East Brookfield and Spencer Railroad

Overview
- Headquarters: Spencer, Massachusetts
- Dates of operation: 2004–present

= East Brookfield and Spencer Railroad =

Terminal railroad in Massachusetts

The East Brookfield and Spencer Railroad is a shortline railroad operating in East Brookfield and Spencer, Massachusetts that serves the Northeast Automotive Intermodal Gateway. The company is privately owned by an automobile importing company, and connects with the adjacent CSX Boston Subdivision mainline.

== History ==
The railroad was formed in 2004, and that year leased a 4 mi long passing siding from CSX Transportation, along with a stub track leading to an automotive terminal under construction.
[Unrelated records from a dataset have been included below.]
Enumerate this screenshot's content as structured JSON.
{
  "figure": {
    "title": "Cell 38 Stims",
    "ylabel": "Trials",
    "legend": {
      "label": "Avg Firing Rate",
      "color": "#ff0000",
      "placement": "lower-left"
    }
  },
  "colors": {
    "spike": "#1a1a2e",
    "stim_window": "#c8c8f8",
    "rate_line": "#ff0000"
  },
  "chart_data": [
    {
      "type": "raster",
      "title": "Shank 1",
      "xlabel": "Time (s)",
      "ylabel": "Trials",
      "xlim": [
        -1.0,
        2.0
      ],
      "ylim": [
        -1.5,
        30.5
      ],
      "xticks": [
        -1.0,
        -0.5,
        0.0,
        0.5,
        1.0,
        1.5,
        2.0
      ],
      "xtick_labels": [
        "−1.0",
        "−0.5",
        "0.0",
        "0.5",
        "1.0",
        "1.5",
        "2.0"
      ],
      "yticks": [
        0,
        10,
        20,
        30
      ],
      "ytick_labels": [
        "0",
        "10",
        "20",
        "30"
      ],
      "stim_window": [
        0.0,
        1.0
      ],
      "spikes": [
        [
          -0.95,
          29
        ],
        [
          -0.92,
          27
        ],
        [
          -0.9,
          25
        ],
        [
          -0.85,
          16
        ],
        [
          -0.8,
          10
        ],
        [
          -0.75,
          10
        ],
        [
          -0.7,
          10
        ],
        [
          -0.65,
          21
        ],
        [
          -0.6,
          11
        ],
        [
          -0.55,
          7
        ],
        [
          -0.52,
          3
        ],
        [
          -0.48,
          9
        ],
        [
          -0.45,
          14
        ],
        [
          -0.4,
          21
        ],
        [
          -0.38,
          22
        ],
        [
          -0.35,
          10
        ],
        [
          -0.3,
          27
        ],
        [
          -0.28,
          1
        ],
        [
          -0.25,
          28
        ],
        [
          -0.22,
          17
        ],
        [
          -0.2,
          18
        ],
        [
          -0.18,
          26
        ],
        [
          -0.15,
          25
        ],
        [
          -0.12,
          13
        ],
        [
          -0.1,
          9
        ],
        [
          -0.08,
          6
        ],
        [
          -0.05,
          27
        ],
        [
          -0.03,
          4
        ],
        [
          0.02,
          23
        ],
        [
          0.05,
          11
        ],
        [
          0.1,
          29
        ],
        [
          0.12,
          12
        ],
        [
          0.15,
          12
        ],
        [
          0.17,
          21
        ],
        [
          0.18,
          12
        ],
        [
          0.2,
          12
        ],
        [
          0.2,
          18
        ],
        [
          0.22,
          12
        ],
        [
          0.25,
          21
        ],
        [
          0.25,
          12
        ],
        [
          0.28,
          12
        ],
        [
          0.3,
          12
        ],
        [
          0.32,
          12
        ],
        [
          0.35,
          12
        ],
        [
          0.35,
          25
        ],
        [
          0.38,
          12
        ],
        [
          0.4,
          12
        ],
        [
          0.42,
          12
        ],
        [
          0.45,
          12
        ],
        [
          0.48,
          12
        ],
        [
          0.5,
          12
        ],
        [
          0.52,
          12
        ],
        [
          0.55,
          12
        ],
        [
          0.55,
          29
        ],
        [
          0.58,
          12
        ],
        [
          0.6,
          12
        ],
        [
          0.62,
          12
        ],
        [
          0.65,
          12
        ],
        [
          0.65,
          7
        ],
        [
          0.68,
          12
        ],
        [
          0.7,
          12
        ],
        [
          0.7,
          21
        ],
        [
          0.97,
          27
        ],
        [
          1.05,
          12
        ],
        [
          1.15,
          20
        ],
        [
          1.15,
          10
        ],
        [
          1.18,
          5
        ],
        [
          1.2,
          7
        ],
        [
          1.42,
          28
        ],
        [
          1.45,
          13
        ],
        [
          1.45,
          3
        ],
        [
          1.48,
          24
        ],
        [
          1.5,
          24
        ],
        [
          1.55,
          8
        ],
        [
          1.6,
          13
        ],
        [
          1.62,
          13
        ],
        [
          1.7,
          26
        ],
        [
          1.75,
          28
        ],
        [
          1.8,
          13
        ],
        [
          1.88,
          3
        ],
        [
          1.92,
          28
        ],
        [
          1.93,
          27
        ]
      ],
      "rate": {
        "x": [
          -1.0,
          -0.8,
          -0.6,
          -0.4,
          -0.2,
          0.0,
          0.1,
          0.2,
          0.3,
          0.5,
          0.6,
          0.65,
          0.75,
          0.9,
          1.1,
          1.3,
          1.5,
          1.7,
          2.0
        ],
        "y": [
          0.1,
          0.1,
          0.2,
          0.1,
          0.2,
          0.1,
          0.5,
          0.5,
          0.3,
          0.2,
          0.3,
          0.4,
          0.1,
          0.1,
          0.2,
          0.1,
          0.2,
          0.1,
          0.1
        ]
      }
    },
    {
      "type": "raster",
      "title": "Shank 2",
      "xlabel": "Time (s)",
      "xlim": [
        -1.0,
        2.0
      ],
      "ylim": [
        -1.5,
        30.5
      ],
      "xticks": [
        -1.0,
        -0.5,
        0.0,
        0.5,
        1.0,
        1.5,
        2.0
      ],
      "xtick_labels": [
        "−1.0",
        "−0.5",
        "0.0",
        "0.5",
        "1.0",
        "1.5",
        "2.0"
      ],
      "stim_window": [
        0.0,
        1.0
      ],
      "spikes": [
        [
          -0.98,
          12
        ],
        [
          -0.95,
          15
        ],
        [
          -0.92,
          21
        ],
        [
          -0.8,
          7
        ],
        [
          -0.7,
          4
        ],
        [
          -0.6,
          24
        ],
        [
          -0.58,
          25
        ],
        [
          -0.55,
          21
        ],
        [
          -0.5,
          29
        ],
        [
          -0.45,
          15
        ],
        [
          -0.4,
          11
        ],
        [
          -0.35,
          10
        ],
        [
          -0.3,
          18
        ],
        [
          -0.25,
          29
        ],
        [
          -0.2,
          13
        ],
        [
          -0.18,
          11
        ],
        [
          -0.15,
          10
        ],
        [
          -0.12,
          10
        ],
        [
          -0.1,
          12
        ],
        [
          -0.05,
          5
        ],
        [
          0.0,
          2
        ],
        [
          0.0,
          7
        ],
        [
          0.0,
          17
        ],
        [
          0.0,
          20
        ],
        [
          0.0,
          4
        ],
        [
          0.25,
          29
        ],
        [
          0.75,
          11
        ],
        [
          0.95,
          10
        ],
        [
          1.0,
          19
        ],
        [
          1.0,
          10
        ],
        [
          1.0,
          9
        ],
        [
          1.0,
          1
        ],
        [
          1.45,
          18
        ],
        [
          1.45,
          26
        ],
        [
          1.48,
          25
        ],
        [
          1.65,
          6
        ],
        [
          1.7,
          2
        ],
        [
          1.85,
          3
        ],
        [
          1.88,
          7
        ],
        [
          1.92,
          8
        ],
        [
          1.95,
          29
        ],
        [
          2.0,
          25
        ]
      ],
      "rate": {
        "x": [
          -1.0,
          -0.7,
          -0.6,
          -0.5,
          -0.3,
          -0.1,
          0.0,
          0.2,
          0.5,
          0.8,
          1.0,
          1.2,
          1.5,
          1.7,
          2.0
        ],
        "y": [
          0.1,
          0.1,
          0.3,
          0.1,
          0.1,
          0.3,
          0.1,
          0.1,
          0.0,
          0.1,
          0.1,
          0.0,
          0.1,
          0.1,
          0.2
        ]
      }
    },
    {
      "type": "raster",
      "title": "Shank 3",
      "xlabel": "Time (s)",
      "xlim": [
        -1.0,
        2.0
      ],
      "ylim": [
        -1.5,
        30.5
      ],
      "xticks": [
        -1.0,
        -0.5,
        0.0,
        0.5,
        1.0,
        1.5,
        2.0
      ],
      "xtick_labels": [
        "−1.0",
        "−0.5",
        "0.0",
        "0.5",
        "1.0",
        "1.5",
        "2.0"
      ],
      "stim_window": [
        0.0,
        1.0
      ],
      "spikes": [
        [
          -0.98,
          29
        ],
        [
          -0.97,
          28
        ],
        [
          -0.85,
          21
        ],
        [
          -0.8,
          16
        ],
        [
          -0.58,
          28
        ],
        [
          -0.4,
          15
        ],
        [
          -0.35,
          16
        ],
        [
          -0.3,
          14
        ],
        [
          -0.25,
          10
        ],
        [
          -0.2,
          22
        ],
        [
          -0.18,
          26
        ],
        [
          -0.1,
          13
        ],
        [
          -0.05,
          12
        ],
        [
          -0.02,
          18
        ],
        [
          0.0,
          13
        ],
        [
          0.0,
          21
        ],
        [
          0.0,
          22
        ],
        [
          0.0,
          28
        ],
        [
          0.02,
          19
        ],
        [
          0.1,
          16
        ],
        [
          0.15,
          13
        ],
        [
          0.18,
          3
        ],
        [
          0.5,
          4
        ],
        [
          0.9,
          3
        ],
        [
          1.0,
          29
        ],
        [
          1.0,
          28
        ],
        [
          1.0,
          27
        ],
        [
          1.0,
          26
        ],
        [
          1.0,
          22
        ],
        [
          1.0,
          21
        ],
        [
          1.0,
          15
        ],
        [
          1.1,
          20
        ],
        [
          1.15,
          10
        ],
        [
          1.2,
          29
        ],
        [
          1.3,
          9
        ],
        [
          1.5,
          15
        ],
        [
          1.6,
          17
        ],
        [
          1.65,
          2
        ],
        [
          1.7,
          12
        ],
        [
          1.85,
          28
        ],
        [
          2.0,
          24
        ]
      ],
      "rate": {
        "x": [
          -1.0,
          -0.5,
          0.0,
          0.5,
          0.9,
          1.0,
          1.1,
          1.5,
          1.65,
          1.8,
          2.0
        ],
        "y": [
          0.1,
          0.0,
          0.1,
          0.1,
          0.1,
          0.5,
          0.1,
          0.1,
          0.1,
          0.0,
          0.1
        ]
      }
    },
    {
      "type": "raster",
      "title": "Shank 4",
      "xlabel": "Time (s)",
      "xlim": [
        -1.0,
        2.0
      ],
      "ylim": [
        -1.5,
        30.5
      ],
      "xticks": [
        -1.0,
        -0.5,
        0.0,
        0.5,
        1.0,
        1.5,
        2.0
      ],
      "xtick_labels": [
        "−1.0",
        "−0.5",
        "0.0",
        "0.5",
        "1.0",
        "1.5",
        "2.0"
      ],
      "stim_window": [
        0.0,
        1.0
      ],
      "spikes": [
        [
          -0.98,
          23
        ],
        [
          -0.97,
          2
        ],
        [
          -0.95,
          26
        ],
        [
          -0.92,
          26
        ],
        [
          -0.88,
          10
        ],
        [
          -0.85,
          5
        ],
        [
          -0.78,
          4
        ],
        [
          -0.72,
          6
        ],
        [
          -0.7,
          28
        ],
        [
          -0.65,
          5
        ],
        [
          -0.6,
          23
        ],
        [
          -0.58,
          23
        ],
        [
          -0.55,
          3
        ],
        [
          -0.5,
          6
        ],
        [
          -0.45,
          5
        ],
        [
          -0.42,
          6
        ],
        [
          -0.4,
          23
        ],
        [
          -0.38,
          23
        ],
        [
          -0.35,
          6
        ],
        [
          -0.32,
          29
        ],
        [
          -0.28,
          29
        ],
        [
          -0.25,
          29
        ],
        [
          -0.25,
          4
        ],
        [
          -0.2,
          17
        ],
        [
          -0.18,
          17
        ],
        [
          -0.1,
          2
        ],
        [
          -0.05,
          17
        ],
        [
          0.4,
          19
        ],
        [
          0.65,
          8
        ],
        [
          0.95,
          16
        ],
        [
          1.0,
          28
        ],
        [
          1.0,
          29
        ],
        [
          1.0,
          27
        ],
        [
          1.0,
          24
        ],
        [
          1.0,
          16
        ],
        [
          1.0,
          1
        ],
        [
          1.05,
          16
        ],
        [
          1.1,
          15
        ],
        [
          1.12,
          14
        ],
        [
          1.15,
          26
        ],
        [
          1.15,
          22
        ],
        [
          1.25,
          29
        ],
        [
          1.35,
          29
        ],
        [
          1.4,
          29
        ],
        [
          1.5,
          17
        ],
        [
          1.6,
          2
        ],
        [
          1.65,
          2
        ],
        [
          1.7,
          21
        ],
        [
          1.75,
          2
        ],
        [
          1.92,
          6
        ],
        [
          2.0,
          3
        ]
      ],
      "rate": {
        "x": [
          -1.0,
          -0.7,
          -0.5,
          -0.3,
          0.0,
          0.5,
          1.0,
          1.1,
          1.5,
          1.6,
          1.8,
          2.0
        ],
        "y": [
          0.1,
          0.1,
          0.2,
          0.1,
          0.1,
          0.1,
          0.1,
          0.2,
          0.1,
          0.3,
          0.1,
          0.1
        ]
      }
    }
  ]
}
Upon the opening of the Northeast Automotive Intermodal Gateway in late 2004, the East Brookfield and Spencer Railroad began operating to provide switching for the terminal.

==Operations==
The East Brookfield and Spencer Railroad acts as a switching and terminal railroad for the Northeast Automotive Intermodal Gateway, a destination for automobile imports to New England. Trains of automobiles are delivered to the site by CSX, while the switching of the trains for unloading is handled by the East Brookfield and Spencer Railroad. It is estimated the railroad handles around 23,000 autoracks per year.